Nevertheless, we do need some basic rules in order to bring the PR profession back from the brink of perpetrating wholesale fiction against an under-informed public. Brendan Cooper raises some interesting and thorny questions specifically about ghost blogging, here. (My pet peeves with professional blogs, many of which are ghost written, are the lack of quality insight and their self-promotional nature — made worse by fawning, empty-headed ghost writers trying to please the boss… as I covered in this earlier post about Howard Rubenstein.)
From where I sit, as someone who makes a living doing this kind of work, I would suggest the following approach to ghost writing (for the PR firm, the writer and the “author). These questions can help gage the legitimacy of a professional ghost writing project, including comments and blog posts; a legitimate piece of ghost writing will get “yes” answers to all of the following:
Does the purported author/speaker actually exist?

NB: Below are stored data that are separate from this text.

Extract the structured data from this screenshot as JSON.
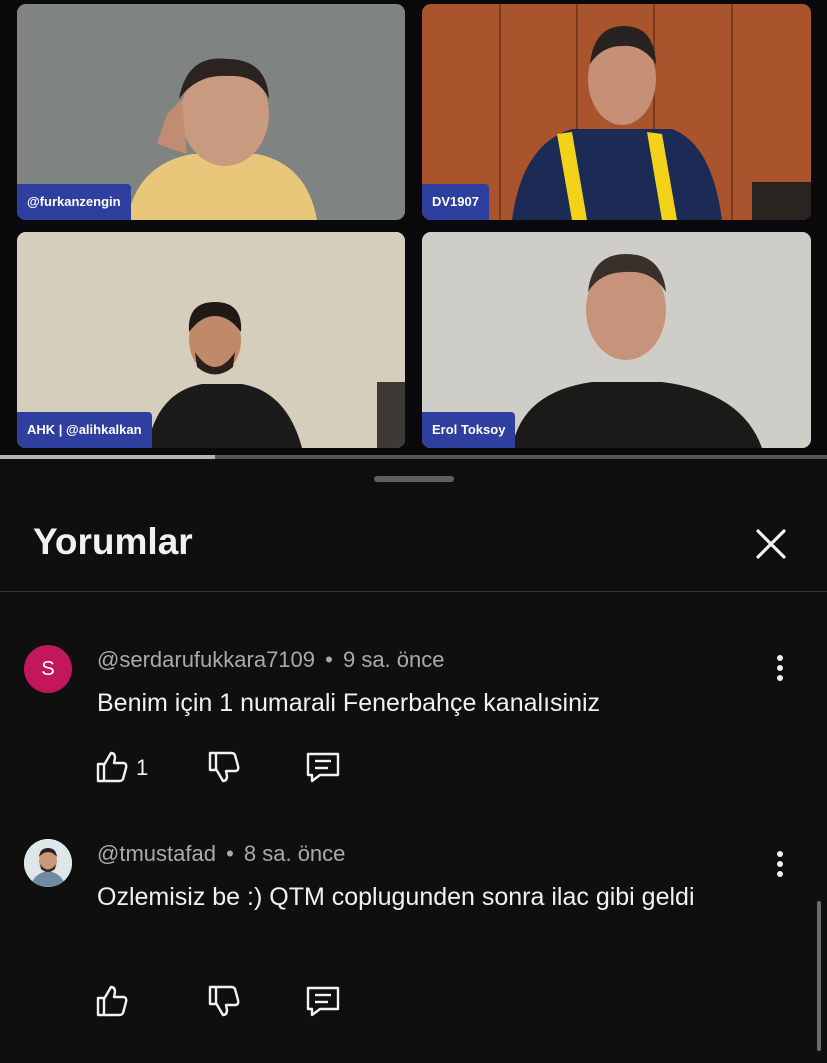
{
  "video": {
    "participants": [
      {
        "name": "@furkanzengin"
      },
      {
        "name": "DV1907"
      },
      {
        "name": "AHK | @alihkalkan"
      },
      {
        "name": "Erol Toksoy"
      }
    ],
    "progress_fraction": 0.26
  },
  "comments_panel": {
    "title": "Yorumlar",
    "close_icon": "close-icon",
    "comments": [
      {
        "avatar_letter": "S",
        "avatar_color": "#c2185b",
        "author": "@serdarufukkara7109",
        "separator": "•",
        "time": "9 sa. önce",
        "text": "Benim için 1 numarali Fenerbahçe kanalısiniz",
        "like_count": "1"
      },
      {
        "avatar_letter": "",
        "author": "@tmustafad",
        "separator": "•",
        "time": "8 sa. önce",
        "text": "Ozlemisiz be :) QTM coplugunden sonra ilac gibi geldi",
        "like_count": ""
      }
    ]
  },
  "colors": {
    "background": "#0f0f0f",
    "text_primary": "#f1f1f1",
    "text_secondary": "#aaaaaa",
    "name_tag": "#2f3f9f"
  }
}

Are all the attributions truthful – i.e., profession, company/organization, executive level, experience, geographic location, etc.?
Does this person know his/her name is being used?
Has this person had input into the content of the document, and does it accurately reflect his/her opinions?
Has this person given explicit approval to publish the piece with his/her name on it?
Is this person willing to speak to reporters or other audiences and defend the piece, if requested to do so?
Is the PR firm willing to be identified as the “agency of record” in managing publication of the piece?
Are all affiliations and objectives on the table for discussion, if outside audiences make inquiries?
If all of these get a “yes,” then the ghost writer is just doing something the “author” can’t: putting his or her ideas/opinions into readable and engaging prose. That is a legitimate use of a “ghost.”
On the other hand, if anything about a writing project makes you squeamish, or gives you pause, then STOP.
Living with Shame 2.0 is a helluvalot worse than Shame 1.0… it lasts forever and is available for anyone in the world to see at the click of a button.